After the maintenance period, we will begin migrating users to the new scratch storage. This will be a lengthy process, with some user actions and coordination required. We will do our best to minimize the impact of the migration. We are targeting our January maintenance to retire the Panasas storage, as the service contracts expire at the end of December.

  • New PACE router and firewall hardware. This replaces the stalwart router and firewalls that have been the core of our network for the better part of 10 years. Additional redundancy will provide increased protection from datacenter failures and increased firewall capability should result in increased file transfer speed in and out of PACE. Our dual 10-gigabit link to the rest of campus remains unchanged, but the new firewalls should allow us to actually use more of that capacity.
  • Additional core network capacity. Upgrades to 40-gigabit switching in the core of our network provides additional capacity and allows 40-gigabit upgrades to various infrastructure services.
  • Panasas scratch filesystem maintenance. We need to do a filesystem check on a couple of the scratch storage volumes. This should be an innocuous operation, but may take a long time to complete.
  • Migration of home directories. We are replacing the aging servers providing home directories with new high-availability NFS storage. This should be a transparent change. Home directory quotas will not change.
  • Migration of /usr/local storage. We are migrating the location of the /usr/local software repository to a new storage device as the company from whom we purchased the old storage has gone out of business. This should also be a transparent change.
  • Begin transition away from diskless compute nodes. Many of our older nodes currently operate without any local storage.

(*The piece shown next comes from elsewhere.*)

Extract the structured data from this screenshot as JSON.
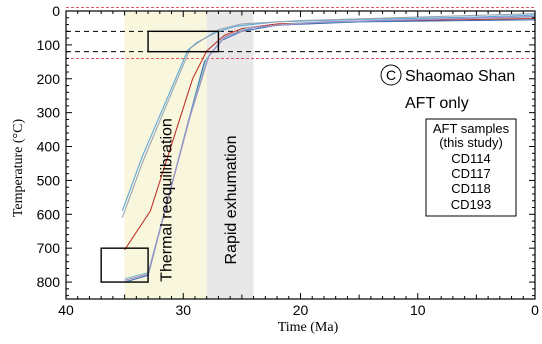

Using old, but tested, disks reclaimed from retired equipment, we will be transitioning as many as possible away from a diskless mode of operation. This is the beginning of a long-running project to fully transition away from diskless nodes.  Apart from more predictable performance of these nodes, this should also be a transparent change.

PACE clusters ready for research

Greetings,

Our quarterly maintenance is now complete. We have no known outstanding issues affecting general operations, but have a few straggling nodes that we will address over the next couple of days.

GPFS client

All compute, login and interactive nodes have been updated to version 3.5.0-25 of the GPFS client per recommendation of DDN. This update addresses the bugs identified in the -20 version that caused problems during our April maintenance. No user changes should be needed.

Software Repository

The “newrepo” software repository has been made the default. Please note that there are a significant number of changes in available versions of software relative to the old repository. Jobs that reference versions that are no longer available will have difficulty running. If you have been running by doing a ‘module load newrepo’ before our maintenance activities, you should not experience any difference.

Reset Infiniband fabric

We’ve reset our infiniband fabric and it appears to be in good health.

New home directory and /usr/local storage

The storage devices for this project finally arrived earlier today. This item will be deferred until a future maintenance period.

New “data mover” servers

We weren’t quite ready to complete this bonus objective, so we’ll try and find a period of inactivity to do so between now and our next maintenance period. Whenever this happens, no user changes will be needed.